Manipulating The Masses

No. 8 in a series on major and minor occidental taboos


Subtle Influence

The subject here is not manipulation of entire people by charismatic leader figures. Rather, it is about the compliance of the masses with something that "one" does. The string-pullers in this kind of manipulation are clever and specialised managers, who succeed in maneuvering their unaware target public into a specific behaviour. I'm talking about that kind of manipulation.

The Restaurant Trick

This paragraph refers only to European restaurants.

As students of the great Brillat-Savarin and other exponents of French cuisine, we have learned that salad is a side-dish to the main course. There are excellent culinary reasons for that.

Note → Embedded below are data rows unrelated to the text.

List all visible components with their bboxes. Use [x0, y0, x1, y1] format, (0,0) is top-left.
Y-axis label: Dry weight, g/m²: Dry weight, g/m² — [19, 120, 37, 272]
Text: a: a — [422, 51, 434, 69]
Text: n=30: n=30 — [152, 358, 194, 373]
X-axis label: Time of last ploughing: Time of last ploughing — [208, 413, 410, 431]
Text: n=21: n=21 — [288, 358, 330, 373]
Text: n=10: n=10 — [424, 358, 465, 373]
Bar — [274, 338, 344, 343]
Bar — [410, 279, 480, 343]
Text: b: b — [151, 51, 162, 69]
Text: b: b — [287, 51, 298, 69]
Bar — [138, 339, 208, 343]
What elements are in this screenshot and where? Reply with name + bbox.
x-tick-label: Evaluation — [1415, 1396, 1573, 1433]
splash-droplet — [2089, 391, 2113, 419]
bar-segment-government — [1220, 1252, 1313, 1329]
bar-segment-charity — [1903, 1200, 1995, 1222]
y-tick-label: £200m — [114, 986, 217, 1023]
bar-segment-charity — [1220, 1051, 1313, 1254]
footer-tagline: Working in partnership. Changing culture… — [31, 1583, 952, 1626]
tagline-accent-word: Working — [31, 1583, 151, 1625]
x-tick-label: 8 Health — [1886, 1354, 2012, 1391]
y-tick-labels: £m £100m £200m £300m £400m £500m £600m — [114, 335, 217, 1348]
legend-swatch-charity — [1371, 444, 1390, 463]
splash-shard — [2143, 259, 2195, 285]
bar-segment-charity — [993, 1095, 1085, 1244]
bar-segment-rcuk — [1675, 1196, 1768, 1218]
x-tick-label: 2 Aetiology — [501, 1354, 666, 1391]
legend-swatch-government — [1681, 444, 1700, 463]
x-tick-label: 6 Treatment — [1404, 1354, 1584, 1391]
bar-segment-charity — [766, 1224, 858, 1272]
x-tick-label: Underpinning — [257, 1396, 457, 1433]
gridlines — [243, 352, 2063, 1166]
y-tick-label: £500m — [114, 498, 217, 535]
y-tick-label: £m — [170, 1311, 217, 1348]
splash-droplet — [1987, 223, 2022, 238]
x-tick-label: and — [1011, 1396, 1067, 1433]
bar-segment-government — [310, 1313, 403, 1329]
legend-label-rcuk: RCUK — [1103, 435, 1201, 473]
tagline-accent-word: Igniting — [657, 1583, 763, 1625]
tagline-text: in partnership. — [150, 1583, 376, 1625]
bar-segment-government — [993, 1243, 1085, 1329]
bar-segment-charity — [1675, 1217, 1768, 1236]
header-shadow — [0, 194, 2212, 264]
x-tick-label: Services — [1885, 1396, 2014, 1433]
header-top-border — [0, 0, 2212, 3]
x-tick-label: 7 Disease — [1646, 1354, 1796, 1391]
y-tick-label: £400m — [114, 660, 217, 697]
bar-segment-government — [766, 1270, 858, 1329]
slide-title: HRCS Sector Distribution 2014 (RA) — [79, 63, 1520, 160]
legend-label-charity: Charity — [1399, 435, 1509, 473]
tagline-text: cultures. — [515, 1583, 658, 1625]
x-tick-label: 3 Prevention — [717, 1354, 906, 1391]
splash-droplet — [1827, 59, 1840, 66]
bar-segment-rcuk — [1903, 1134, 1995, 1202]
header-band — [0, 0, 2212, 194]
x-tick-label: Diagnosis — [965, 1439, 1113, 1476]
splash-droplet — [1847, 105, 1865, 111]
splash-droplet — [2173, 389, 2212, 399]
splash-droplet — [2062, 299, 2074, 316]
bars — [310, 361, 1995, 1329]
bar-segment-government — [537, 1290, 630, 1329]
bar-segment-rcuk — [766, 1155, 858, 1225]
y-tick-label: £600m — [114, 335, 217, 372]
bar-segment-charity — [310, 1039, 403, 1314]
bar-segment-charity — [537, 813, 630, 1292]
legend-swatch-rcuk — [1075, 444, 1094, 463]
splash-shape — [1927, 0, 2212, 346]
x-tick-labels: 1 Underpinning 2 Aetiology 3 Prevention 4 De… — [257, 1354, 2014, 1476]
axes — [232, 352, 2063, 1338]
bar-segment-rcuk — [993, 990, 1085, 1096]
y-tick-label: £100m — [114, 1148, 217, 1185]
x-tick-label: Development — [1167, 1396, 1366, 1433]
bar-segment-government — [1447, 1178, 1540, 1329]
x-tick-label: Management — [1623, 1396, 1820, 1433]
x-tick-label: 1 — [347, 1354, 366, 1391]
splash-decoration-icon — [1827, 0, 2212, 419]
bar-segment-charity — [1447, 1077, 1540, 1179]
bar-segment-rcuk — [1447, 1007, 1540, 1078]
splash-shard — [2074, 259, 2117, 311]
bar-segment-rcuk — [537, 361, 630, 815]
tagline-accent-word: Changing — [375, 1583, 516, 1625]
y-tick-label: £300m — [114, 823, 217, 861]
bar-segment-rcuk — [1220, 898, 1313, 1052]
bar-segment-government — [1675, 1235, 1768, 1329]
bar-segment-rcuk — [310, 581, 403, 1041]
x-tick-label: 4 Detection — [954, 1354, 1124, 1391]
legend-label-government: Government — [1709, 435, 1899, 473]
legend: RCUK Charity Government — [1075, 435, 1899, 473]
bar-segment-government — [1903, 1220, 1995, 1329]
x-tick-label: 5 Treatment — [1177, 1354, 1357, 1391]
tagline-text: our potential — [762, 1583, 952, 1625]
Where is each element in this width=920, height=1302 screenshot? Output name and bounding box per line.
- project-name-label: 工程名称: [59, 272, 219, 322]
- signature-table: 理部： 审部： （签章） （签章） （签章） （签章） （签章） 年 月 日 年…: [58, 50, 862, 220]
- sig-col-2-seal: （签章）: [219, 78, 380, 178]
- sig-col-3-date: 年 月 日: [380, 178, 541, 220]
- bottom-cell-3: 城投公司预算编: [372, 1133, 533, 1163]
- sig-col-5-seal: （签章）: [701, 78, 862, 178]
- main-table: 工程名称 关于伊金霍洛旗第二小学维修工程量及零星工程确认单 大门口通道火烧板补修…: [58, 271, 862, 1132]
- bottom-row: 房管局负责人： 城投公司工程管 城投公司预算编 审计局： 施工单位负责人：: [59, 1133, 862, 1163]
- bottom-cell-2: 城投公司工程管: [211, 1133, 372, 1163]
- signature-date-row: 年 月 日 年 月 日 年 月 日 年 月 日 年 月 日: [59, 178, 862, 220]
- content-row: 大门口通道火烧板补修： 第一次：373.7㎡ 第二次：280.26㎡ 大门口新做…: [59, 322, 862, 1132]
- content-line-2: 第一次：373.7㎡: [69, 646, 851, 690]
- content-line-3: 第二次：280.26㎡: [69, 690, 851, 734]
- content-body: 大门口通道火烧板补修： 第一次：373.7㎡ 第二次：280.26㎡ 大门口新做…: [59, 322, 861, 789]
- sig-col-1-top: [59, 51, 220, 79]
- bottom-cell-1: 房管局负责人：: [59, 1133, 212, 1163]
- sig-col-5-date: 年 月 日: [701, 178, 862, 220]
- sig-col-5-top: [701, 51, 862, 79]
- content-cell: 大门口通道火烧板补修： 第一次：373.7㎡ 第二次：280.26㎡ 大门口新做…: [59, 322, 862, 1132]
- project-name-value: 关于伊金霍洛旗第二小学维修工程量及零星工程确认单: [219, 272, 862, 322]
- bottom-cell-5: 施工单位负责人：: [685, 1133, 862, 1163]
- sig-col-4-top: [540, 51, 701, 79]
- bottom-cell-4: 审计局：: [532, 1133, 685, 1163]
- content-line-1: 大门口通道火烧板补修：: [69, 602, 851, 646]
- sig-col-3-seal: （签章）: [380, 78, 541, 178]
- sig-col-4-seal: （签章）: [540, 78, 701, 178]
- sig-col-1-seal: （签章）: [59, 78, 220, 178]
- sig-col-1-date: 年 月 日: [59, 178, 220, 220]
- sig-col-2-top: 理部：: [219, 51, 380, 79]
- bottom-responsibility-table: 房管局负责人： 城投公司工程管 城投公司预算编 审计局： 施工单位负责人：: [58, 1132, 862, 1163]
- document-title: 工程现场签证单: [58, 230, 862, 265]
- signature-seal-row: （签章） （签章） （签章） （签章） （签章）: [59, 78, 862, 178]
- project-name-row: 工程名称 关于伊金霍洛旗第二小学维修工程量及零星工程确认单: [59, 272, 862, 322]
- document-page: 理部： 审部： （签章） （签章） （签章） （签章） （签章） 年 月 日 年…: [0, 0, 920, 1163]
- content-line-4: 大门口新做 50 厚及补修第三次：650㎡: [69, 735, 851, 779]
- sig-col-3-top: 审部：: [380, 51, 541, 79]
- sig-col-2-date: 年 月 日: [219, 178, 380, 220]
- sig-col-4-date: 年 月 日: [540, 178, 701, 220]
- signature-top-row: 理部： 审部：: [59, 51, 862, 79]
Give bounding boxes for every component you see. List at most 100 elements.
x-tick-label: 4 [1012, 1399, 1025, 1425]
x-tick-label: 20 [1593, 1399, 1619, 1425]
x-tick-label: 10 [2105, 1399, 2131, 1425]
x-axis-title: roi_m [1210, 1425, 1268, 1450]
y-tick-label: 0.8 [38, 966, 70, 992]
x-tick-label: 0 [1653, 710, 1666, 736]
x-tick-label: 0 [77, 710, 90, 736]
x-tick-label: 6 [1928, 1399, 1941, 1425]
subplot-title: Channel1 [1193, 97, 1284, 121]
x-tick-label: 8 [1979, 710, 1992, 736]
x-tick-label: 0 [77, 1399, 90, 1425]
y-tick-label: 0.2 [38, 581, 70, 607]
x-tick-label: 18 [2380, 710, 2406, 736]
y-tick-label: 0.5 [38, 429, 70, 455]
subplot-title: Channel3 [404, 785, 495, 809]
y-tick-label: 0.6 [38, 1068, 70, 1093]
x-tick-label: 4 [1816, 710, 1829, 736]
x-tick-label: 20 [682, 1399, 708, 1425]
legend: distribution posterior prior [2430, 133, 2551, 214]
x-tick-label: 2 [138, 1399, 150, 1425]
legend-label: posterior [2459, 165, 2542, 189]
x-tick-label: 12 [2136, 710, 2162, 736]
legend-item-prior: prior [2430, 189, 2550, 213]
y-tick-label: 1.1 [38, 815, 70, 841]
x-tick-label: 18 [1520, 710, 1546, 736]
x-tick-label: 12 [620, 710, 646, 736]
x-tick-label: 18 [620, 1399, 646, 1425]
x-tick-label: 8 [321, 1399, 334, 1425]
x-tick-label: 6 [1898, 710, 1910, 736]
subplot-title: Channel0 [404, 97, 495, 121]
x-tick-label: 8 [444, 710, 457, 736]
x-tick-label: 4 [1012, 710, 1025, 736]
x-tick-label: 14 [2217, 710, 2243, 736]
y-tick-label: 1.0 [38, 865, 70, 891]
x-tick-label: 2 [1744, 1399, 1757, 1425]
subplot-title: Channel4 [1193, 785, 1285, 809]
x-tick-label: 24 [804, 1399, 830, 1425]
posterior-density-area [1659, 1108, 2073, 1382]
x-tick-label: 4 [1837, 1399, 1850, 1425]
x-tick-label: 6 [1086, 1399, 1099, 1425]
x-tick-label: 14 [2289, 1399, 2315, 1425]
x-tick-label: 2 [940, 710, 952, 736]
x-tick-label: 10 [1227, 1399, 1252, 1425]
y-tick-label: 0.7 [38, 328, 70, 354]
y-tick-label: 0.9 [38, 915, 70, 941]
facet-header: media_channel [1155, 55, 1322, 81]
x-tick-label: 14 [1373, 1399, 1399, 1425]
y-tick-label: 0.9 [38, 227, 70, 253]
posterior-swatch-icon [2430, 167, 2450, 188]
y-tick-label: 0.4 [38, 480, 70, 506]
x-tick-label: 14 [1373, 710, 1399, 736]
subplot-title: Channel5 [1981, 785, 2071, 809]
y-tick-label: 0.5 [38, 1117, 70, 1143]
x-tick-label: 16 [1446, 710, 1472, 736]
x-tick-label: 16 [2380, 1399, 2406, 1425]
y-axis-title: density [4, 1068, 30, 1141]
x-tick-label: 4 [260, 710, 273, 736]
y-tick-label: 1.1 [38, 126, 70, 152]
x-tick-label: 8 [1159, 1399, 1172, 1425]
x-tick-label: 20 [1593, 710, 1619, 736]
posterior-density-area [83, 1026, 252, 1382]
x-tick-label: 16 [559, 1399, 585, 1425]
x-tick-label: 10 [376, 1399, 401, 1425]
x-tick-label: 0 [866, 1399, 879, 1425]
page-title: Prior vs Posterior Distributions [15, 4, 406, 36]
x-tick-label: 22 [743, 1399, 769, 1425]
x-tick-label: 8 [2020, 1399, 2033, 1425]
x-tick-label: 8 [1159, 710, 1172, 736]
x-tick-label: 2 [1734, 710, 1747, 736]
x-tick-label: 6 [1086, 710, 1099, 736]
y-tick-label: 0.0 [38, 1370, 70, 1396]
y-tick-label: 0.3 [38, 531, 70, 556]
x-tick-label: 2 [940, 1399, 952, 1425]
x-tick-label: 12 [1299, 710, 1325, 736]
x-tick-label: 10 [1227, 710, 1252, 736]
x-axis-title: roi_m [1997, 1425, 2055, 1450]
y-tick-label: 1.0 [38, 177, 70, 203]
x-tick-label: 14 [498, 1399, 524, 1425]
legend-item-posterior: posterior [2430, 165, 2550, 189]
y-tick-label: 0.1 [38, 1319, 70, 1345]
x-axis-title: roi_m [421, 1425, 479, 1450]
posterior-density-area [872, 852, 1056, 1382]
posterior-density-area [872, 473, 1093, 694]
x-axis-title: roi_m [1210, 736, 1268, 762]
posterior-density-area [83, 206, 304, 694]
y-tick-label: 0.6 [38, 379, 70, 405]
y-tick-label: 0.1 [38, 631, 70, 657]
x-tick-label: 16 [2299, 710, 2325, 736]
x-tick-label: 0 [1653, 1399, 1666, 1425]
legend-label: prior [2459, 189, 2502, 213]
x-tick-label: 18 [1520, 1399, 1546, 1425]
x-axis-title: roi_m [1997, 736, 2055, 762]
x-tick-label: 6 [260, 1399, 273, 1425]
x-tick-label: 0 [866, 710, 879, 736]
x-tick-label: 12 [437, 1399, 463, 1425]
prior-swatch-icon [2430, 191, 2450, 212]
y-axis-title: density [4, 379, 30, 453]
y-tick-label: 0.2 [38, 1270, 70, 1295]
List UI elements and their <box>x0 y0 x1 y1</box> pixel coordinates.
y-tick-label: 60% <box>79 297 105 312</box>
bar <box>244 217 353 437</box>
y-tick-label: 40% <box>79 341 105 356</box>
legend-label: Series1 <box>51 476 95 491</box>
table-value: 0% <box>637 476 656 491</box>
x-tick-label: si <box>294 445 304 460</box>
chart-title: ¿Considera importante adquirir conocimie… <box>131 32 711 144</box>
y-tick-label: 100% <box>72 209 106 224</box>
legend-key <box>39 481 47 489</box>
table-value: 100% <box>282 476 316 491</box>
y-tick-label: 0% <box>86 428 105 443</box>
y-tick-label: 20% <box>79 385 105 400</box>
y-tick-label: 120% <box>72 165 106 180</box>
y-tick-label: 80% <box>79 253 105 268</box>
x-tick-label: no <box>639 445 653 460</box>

However, about 15 years ago this rule was sacrificed to restaurant efficiency. The bait today is "Would you like a salad to start with?" And you take it "to start with", the salad, as suggested: together with the wine, which has been silently evaporating on your table. So diners are kept busy and can satisfy their appetite with bread while waiting for their plates of choice. We have now found the reason why salad has suddenly been declared an entry dish, namely the impatience of waiting guests causing inn-keepers to serve something that is quickly prepared. That is why all of us now have to enjoy our salad before dinner, not new nutritional discoveries. Indeed, waiting for the food is a problem for many guests and inn-keepers. Once more the English solution seems preferrable to me. While you talk in the adjoining cozy pub or library the hostess asks you to table with a friendly "Dinner is served". No waiting there. Now that is culture. So you walk to the restaurant and enjoy your meal without the preceding stress.
As my mother used to say: "The first sip of your beer is unsurpassed by those that follow". The first bite into a tender bit of meat, too, seems to give a pleasure whose intensity is not repeated by subsequent bites. If my first bites are into salad, the Filet Bourguinionne following later is at best a hunger quencher and may as well be one of those fastfood horrors.

In the 15 years following the introduction of the salad-manipulation I succeeded in meeting a total of two people who a) remember salad as a side-dish and b) will not accept being ruled when to eat their salad. The remainder seem satisfied following what they are so charmingly suggested to do.